29.9.25

Barulho, falta de concentração e medo


O barulho é apenas um dos males de nosso tempo, ainda que o mais chocante. Os outros são o gramofone, o rádio e, recentemente, a praga da televisão. Fui perguntado por uma organização docente por que, apesar da melhor alimentação, não se conseguia dar o programa todo na escola elementar de hoje. A resposta é: falta de concentração, demasiados estímulos de distração. Muitas crianças fazem seus deveres escolares ouvindo rádio. Tanta coisa é aduzida de fora sobre as crianças, que não precisam mais pensar no que poderiam fazer por iniciativa própria e que exigiria certa concentração.

A amedrontadora poluição da água, a radioatividade aumentando aos poucos e a sombria ameaça da superpopulação com suas tendências genocidas levaram a um medo amplamente difundido, ainda que não conscientizado em geral; ama-se o barulho porque ele impede este medo de manifestar-se.

A maioria das pessoas tem medo do silêncio e, por isso, quando cessa o barulho constante de uma festa, por exemplo, é preciso fazer algo, falar, assobiar, cantar, tossir ou murmurar. A necessidade do barulho é quase insaciável, embora às vezes ele se torne quase insuportável. Mas sempre é melhor do que nada. No chamado ‘silêncio sepulcral’, a sensação é sinistra. Por quê? Há fantasmas rondando? Dificilmente. O que se teme na verdade é o que poderia provir do interior da pessoa, isto é, tudo aquilo de que fugimos através do barulho.
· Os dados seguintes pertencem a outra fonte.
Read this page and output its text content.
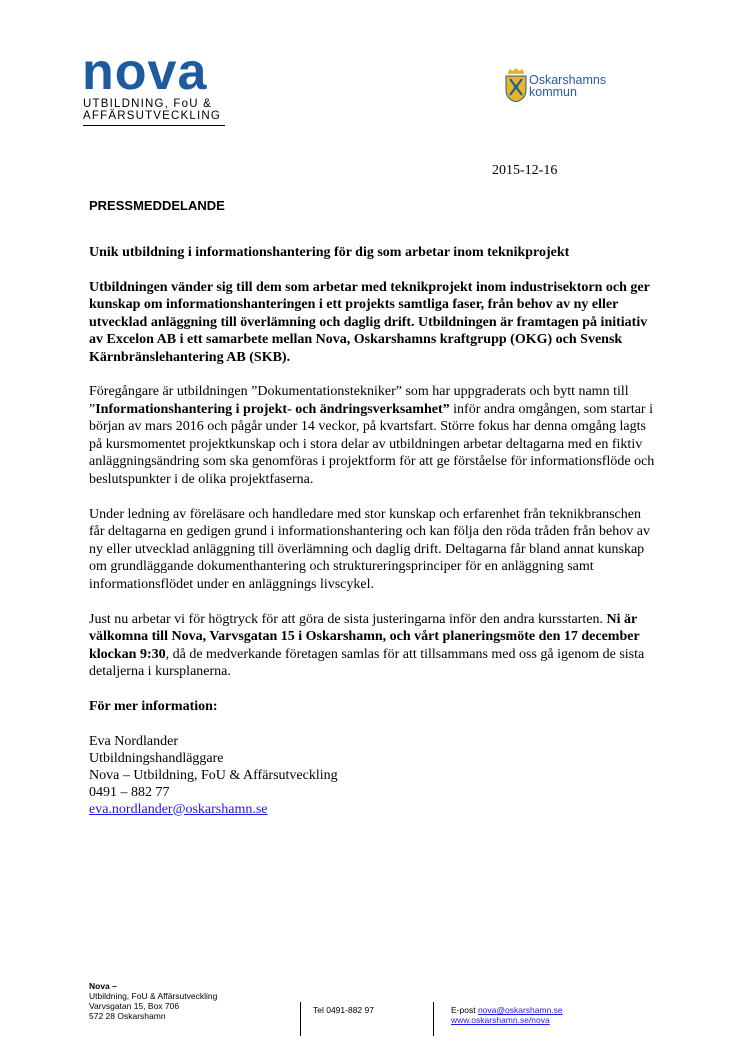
nova
UTBILDNING, FoU &
AFFÄRSUTVECKLING
Oskarshamns
kommun
2015-12-16
PRESSMEDDELANDE

Unik utbildning i informationshantering för dig som arbetar inom teknikprojekt

Utbildningen vänder sig till dem som arbetar med teknikprojekt inom industrisektorn och ger kunskap om informationshanteringen i ett projekts samtliga faser, från behov av ny eller utvecklad anläggning till överlämning och daglig drift. Utbildningen är framtagen på initiativ av Excelon AB i ett samarbete mellan Nova, Oskarshamns kraftgrupp (OKG) och Svensk Kärnbränslehantering AB (SKB).

Föregångare är utbildningen ”Dokumentationstekniker” som har uppgraderats och bytt namn till ”Informationshantering i projekt- och ändringsverksamhet” inför andra omgången, som startar i början av mars 2016 och pågår under 14 veckor, på kvartsfart. Större fokus har denna omgång lagts på kursmomentet projektkunskap och i stora delar av utbildningen arbetar deltagarna med en fiktiv anläggningsändring som ska genomföras i projektform för att ge förståelse för informationsflöde och beslutspunkter i de olika projektfaserna.

Under ledning av föreläsare och handledare med stor kunskap och erfarenhet från teknikbranschen får deltagarna en gedigen grund i informationshantering och kan följa den röda tråden från behov av ny eller utvecklad anläggning till överlämning och daglig drift. Deltagarna får bland annat kunskap om grundläggande dokumenthantering och struktureringsprinciper för en anläggning samt informationsflödet under en anläggnings livscykel.

Just nu arbetar vi för högtryck för att göra de sista justeringarna inför den andra kursstarten. Ni är välkomna till Nova, Varvsgatan 15 i Oskarshamn, och vårt planeringsmöte den 17 december klockan 9:30, då de medverkande företagen samlas för att tillsammans med oss gå igenom de sista detaljerna i kursplanerna.

För mer information:

Eva Nordlander
Utbildningshandläggare
Nova – Utbildning, FoU & Affärsutveckling
0491 – 882 77
eva.nordlander@oskarshamn.se
Nova –
Utbildning, FoU & Affärsutveckling
Varvsgatan 15, Box 706
572 28 Oskarshamn
Tel 0491-882 97	E-post nova@oskarshamn.se
www.oskarshamn.se/nova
Perdoe-me esta contribuição algo pessimista a uma questão nada agradável de nossa época. Como médico observo naturalmente mais o lado escuro da existência humana do que outros e estou mais inclinado a fazer dos aspectos ameaçadores de nosso tempo objeto de minhas reflexões, do que apresentar razões para considerações otimistas, o que já é feito de sobra por muitas pessoas.